I haven’t read Christopher Hitchens’s book – yet another book attempting to discredit religion and argue that there is no God (is anyone bored yet?)

Well, let’s see. A Pakistani government minister has just suggested that Salman Rushdie’s knighthood justifies suicide bombings. A creationist museum has just opened in Kentucky. The Catholic church has just told its members to stop supporting Amnesty International because they support the decriminalisation of abortion. And Hamas has just taken control of the Gaza strip.

I don’t think the subject has been exhausted quite yet.

4 replies on “Since you ask…”

You’ve got a point, Harry.

However, three out of four of your examples concern fundamentalist groups, and the Vatican’s attitude over abortion can be likened to fundamentalism. It seems to me that fundamentalists become so embroiled in an ideology that they disassociate from the world itself and the consequences their ideology might have on the world. Even actions that will bring great suffering can then be justified, as only the ideology counts – an ideology that ignores even the basic tenets of their religion – love, peace, reconciliation, justice, mercy etc. These people have lost grip on reality and even on their own faith(s).

I don’t think that’s the case with the vast majority of religious people, who generally want to have a beneficial effect on the world and usually do so – all the religious texts, except when twisted by the fundamentalists, call for greater love, charity, and good deeds.

None of this has any bearing on the existence or non-existence of God, which is unprovable.

To say ‘you can’t prove God doesn’t exist’ is true, but not exactly a ringing endorsement.

And while my examples aren’t necessarily typical of majority religion, they aren’t exactly negligible fringe movements either.
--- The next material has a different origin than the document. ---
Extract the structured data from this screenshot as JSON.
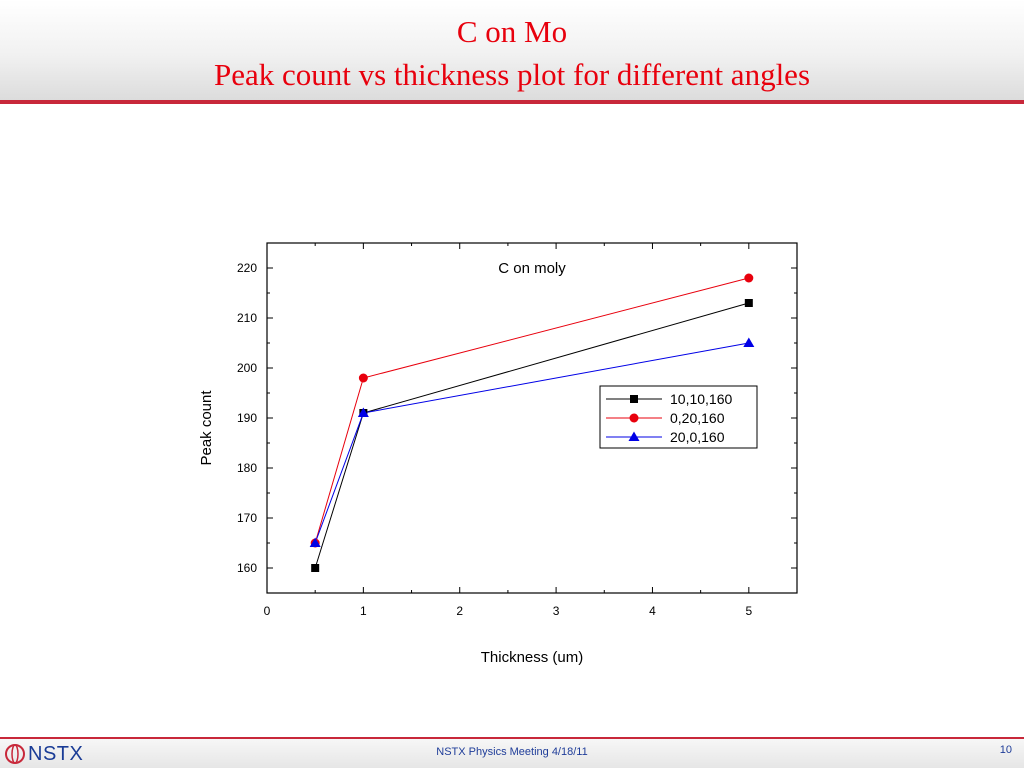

Whether, over the course of human history, the net contribution of religion has been positive or negative, and whether, in the world today, religion’s overall impact is positive or negative—well, that’s the question, isn’t it. I don’t think the answer is self-evident, myself. I think there’s an argument to be had, and that it’s an important argument. And that there’s enough material there for hundreds of books, not just half a dozen.
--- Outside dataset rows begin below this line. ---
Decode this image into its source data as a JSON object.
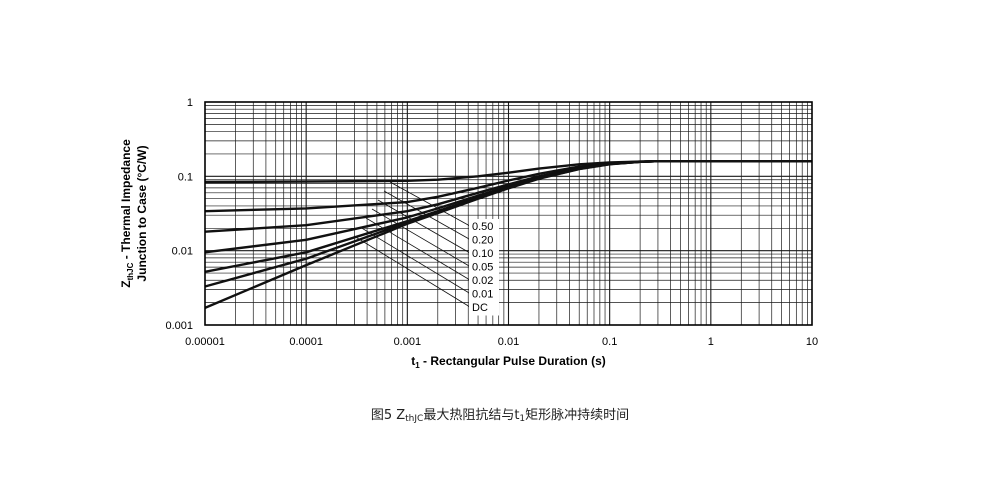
{
  "chart_data": {
    "type": "line",
    "title": "",
    "x_scale": "log",
    "y_scale": "log",
    "xlim": [
      1e-05,
      10
    ],
    "ylim": [
      0.001,
      1
    ],
    "xlabel": {
      "prefix": "t",
      "sub": "1",
      "suffix": " - Rectangular Pulse Duration (s)"
    },
    "ylabel_line1": {
      "prefix": "Z",
      "sub": "thJC",
      "suffix": " - Thermal Impedance"
    },
    "ylabel_line2": "Junction to Case (°C/W)",
    "x_ticks": [
      {
        "value": 1e-05,
        "label": "0.00001"
      },
      {
        "value": 0.0001,
        "label": "0.0001"
      },
      {
        "value": 0.001,
        "label": "0.001"
      },
      {
        "value": 0.01,
        "label": "0.01"
      },
      {
        "value": 0.1,
        "label": "0.1"
      },
      {
        "value": 1,
        "label": "1"
      },
      {
        "value": 10,
        "label": "10"
      }
    ],
    "y_ticks": [
      {
        "value": 0.001,
        "label": "0.001"
      },
      {
        "value": 0.01,
        "label": "0.01"
      },
      {
        "value": 0.1,
        "label": "0.1"
      },
      {
        "value": 1,
        "label": "1"
      }
    ],
    "grid": true,
    "legend_placement": "center",
    "series": [
      {
        "name": "0.50",
        "x": [
          1e-05,
          0.0001,
          0.001,
          0.002,
          0.005,
          0.01,
          0.02,
          0.05,
          0.1,
          0.2,
          0.3,
          1,
          10
        ],
        "y": [
          0.084,
          0.085,
          0.087,
          0.09,
          0.1,
          0.112,
          0.127,
          0.145,
          0.154,
          0.158,
          0.16,
          0.16,
          0.16
        ]
      },
      {
        "name": "0.20",
        "x": [
          1e-05,
          0.0001,
          0.001,
          0.002,
          0.005,
          0.01,
          0.02,
          0.05,
          0.1,
          0.2,
          0.3,
          1,
          10
        ],
        "y": [
          0.034,
          0.037,
          0.045,
          0.053,
          0.07,
          0.088,
          0.108,
          0.135,
          0.15,
          0.158,
          0.16,
          0.16,
          0.16
        ]
      },
      {
        "name": "0.10",
        "x": [
          1e-05,
          0.0001,
          0.001,
          0.002,
          0.005,
          0.01,
          0.02,
          0.05,
          0.1,
          0.2,
          0.3,
          1,
          10
        ],
        "y": [
          0.018,
          0.022,
          0.034,
          0.042,
          0.06,
          0.078,
          0.1,
          0.13,
          0.148,
          0.157,
          0.16,
          0.16,
          0.16
        ]
      },
      {
        "name": "0.05",
        "x": [
          1e-05,
          0.0001,
          0.001,
          0.002,
          0.005,
          0.01,
          0.02,
          0.05,
          0.1,
          0.2,
          0.3,
          1,
          10
        ],
        "y": [
          0.0095,
          0.014,
          0.028,
          0.037,
          0.055,
          0.074,
          0.097,
          0.128,
          0.147,
          0.157,
          0.16,
          0.16,
          0.16
        ]
      },
      {
        "name": "0.02",
        "x": [
          1e-05,
          0.0001,
          0.001,
          0.002,
          0.005,
          0.01,
          0.02,
          0.05,
          0.1,
          0.2,
          0.3,
          1,
          10
        ],
        "y": [
          0.0052,
          0.0095,
          0.025,
          0.034,
          0.052,
          0.071,
          0.095,
          0.127,
          0.146,
          0.157,
          0.16,
          0.16,
          0.16
        ]
      },
      {
        "name": "0.01",
        "x": [
          1e-05,
          0.0001,
          0.001,
          0.002,
          0.005,
          0.01,
          0.02,
          0.05,
          0.1,
          0.2,
          0.3,
          1,
          10
        ],
        "y": [
          0.0033,
          0.0078,
          0.024,
          0.033,
          0.051,
          0.07,
          0.094,
          0.126,
          0.146,
          0.157,
          0.16,
          0.16,
          0.16
        ]
      },
      {
        "name": "DC",
        "x": [
          1e-05,
          0.0001,
          0.001,
          0.002,
          0.005,
          0.01,
          0.02,
          0.05,
          0.1,
          0.2,
          0.3,
          1,
          10
        ],
        "y": [
          0.0017,
          0.0064,
          0.023,
          0.032,
          0.05,
          0.069,
          0.093,
          0.125,
          0.145,
          0.157,
          0.16,
          0.16,
          0.16
        ]
      }
    ]
  },
  "caption": {
    "prefix": "图5 Z",
    "sub": "thJC",
    "middle": "最大热阻抗结与t",
    "sub2": "1",
    "suffix": "矩形脉冲持续时间"
  },
  "colors": {
    "curve": "#111111",
    "grid": "#1a1a1a",
    "frame": "#000000"
  }
}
Yes, there is an argument to be acted out, no doubt about that. I’m suspicious of bandwagons, and the hyped “God-thumping” book seems rather prevalent at the moment. But I guess that’s how the book trade works and always has worked.

Well, if it’s just a one-off Summer Of Atheism centered on the personalities of Dawkins and Hitchens, then I agree it’s not achieving much. I’d like to hope it’s just the first wave of a broader movement in support of secularism and Enlightenment values, personally. Who knows.